I am comparing two CSV files. I need to know which rows match by comparing specific columns. The output needs to be the rows that match.
Data:
CSV 1:
name, age, occupation
Alice,51,accountant
John,23,driver
Peter,32,plumber
Jose,50,doctor
CSV 2:
name, age, occupation
Alice,51,dentist
Ted,43,carpenter
Peter,32,plumber
Jose,50,doctor
Desired Ouput:
Rather than returning a boolean, I would like to output the matching rows when only comparing the name and age columns:
Alice,51,accountant
Alice,51,dentist
Peter,32,plumber
Jose,50,doctor
Code:
I am comparing the two CSVs to see if the columns in the 'columns_to_compare_test' list match.

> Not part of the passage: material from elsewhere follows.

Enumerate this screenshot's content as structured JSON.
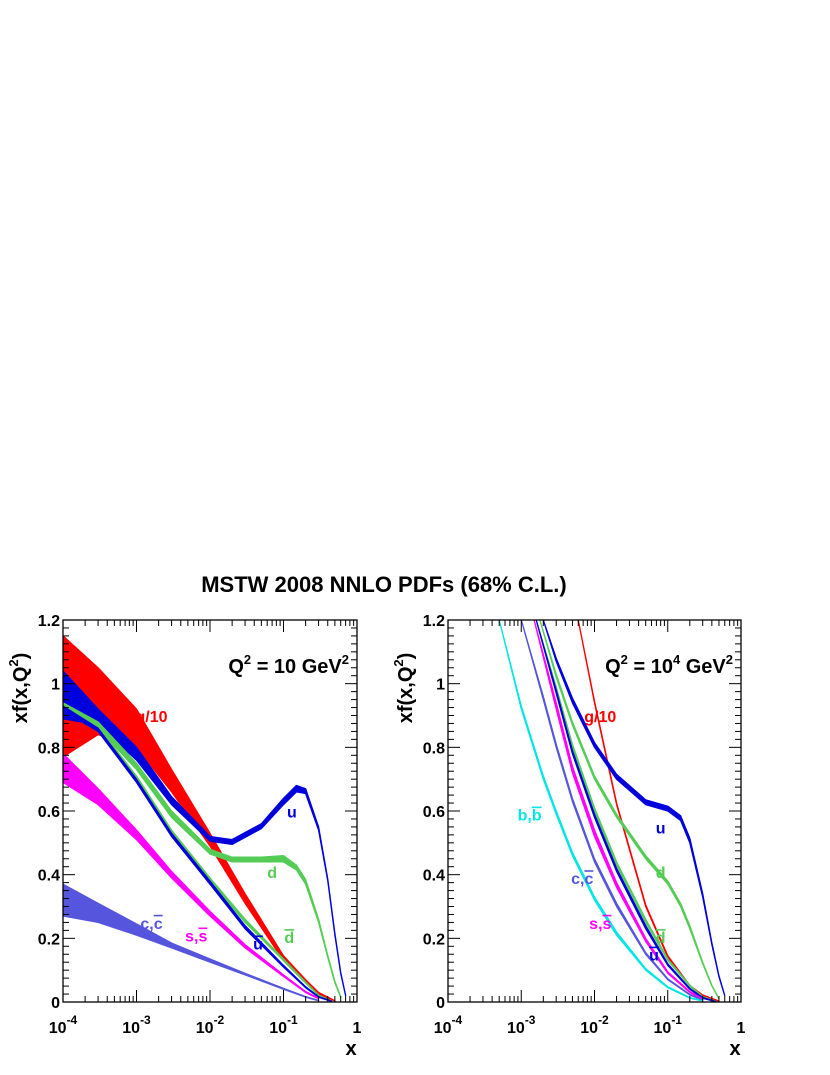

I return a boolean, true or false.
# read two csv files into dataframes
df1 = pd.read_csv('test.csv', sep=',', encoding='UTF-8')
df2 = pd.read_csv('test2.csv', sep=',', encoding='UTF-8')
# compare only the name and age columns
columns_to_compare_test = ['name', 'age']
# print true or false
print(df1[columns_to_compare_test].equals(df2[columns_to_compare_test]))
# output: false
Thank you.
CodePudding user response:
I'd suggest the following:
import pandas as pd
# load csv
df1 = pd.read_csv('test.csv', sep=',', encoding='UTF-8')
df2 = pd.read_csv('test2.csv', sep=',', encoding='UTF-8')
# look for matching rows
filter = ['name', 'age']
filter = df1[filter].eq(df2[filter]).all(axis=1)
df1 = df1[filter].append(df2[filter])
# remove duplicates e.g. Jose
df1 = df1.drop_duplicates()
print(df1.head())
You are using equals to check if the row is in the other df on an element basis. all()
will make sure, that both age
and name
match.
You can finally use the resulting series to select the relevant rows in both dfs and append them. This will result in the following output:
name age occupation
0 Alice 51 accountant
2 Peter 32 plumber
3 Jose 50 doctor
0 Alice 51 dentist
Please let me know, if you wanted to achieve a different effect.